Le développement des sens chez les animaux est souvent lié à leur habitat. Évoluant dans des eaux souvent troubles, la vision ne leur est pas toujours essentielle. L’Anguille électrique possède une vision assez limitée, mais compense cette faiblesse par sa capacité électrique.
Pour repérer ses proies ou détecter les obstacles, elle utilise son champ électrique. Des petits orifices situés sur ses côtés, notamment sous la gorge, agissent comme des capteurs électriques, captant les légers champs émis par d’autres êtres vivants. La créature peut également émettre un faible champ électrique, lui servant de système de radar pour analyser l’environnement environnant, tels que branches ou racines immergées.
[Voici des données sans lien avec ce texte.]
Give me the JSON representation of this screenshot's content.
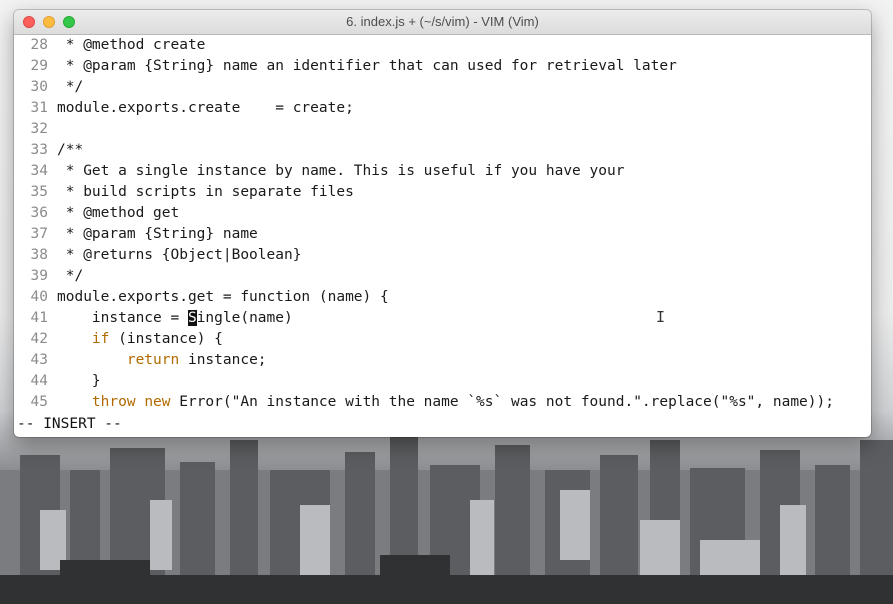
{
  "window": {
    "title": "6. index.js + (~/s/vim) - VIM (Vim)"
  },
  "editor": {
    "lines": [
      {
        "num": "28",
        "segments": [
          {
            "t": " * @method create"
          }
        ]
      },
      {
        "num": "29",
        "segments": [
          {
            "t": " * @param {String} name an identifier that can used for retrieval later"
          }
        ]
      },
      {
        "num": "30",
        "segments": [
          {
            "t": " */"
          }
        ]
      },
      {
        "num": "31",
        "segments": [
          {
            "t": "module.exports.create    = create;"
          }
        ]
      },
      {
        "num": "32",
        "segments": [
          {
            "t": ""
          }
        ]
      },
      {
        "num": "33",
        "segments": [
          {
            "t": "/**"
          }
        ]
      },
      {
        "num": "34",
        "segments": [
          {
            "t": " * Get a single instance by name. This is useful if you have your"
          }
        ]
      },
      {
        "num": "35",
        "segments": [
          {
            "t": " * build scripts in separate files"
          }
        ]
      },
      {
        "num": "36",
        "segments": [
          {
            "t": " * @method get"
          }
        ]
      },
      {
        "num": "37",
        "segments": [
          {
            "t": " * @param {String} name"
          }
        ]
      },
      {
        "num": "38",
        "segments": [
          {
            "t": " * @returns {Object|Boolean}"
          }
        ]
      },
      {
        "num": "39",
        "segments": [
          {
            "t": " */"
          }
        ]
      },
      {
        "num": "40",
        "segments": [
          {
            "t": "module.exports.get = function (name) {"
          }
        ]
      },
      {
        "num": "41",
        "segments": [
          {
            "t": "    instance = "
          },
          {
            "t": "S",
            "c": "cursor"
          },
          {
            "t": "ingle(name)"
          }
        ]
      },
      {
        "num": "42",
        "segments": [
          {
            "t": "    "
          },
          {
            "t": "if",
            "c": "kw"
          },
          {
            "t": " (instance) {"
          }
        ]
      },
      {
        "num": "43",
        "segments": [
          {
            "t": "        "
          },
          {
            "t": "return",
            "c": "kw"
          },
          {
            "t": " instance;"
          }
        ]
      },
      {
        "num": "44",
        "segments": [
          {
            "t": "    }"
          }
        ]
      },
      {
        "num": "45",
        "segments": [
          {
            "t": "    "
          },
          {
            "t": "throw",
            "c": "kw"
          },
          {
            "t": " "
          },
          {
            "t": "new",
            "c": "kw"
          },
          {
            "t": " Error(\"An instance with the name `%s` was not found.\".replace(\"%s\", name));"
          }
        ]
      }
    ],
    "mode_text": "-- INSERT --",
    "cursor_char": "S"
  },
  "icons": {
    "close": "close-button-icon",
    "minimize": "minimize-button-icon",
    "maximize": "maximize-button-icon",
    "text_cursor": "ibeam-cursor-icon"
  },
  "colors": {
    "keyword": "#b26a00",
    "line_number": "#8b8b8b",
    "close": "#fc605c",
    "minimize": "#fdbc40",
    "maximize": "#34c84a"
  }
}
En outre, cette capacité électrique joue un rôle crucial pour la chasse : le choc électrique qu’elle envoie paralyse ou tue ses proies, facilitant leur ingestion. Elle s’en sert aussi comme mécanisme de défense, étant capable d’attaquer des grands prédateurs comme un caïman. Consciente de ses capacités, cette anguille possède peu de prédateurs dans la nature.
Son apport aux sciences et à la technologie
Depuis le XVIIIe siècle, l’étude de l’électricité animale a captivé les scientifiques. C’est en étudiant ce poisson que le physicien Alessandro Volta, à l’origine de la première pile électrique, s’est inspiré de ses mécanismes. Lors d’expéditions en Amérique du Sud dans les années 1800, Alexander von Humboldt a observé que l’Anguille électrique pouvait tuer un cheval.
Ce spécimen a permis de mieux comprendre la fonction de l’électricité dans le corps humain. Plus récemment, en 2017, une équipe de chercheurs a réussi à créer un prototype d’énergie bio-compatible, alimenté par un principe inspiré de cet animal, pouvant potentiellement faire fonctionner des dispositifs médicaux comme les pacemakers.
Ce poisson n’est cependant pas adapté à la vie en aquarium : il a besoin de beaucoup d’espace pour évoluer. Seuls certains aquariums professionnels, comme celui de la Cité des sciences, ou ceux du zoo d’Amnéville ou d’Anvers, en Belgique, disposent des installations nécessaires pour le maintenir.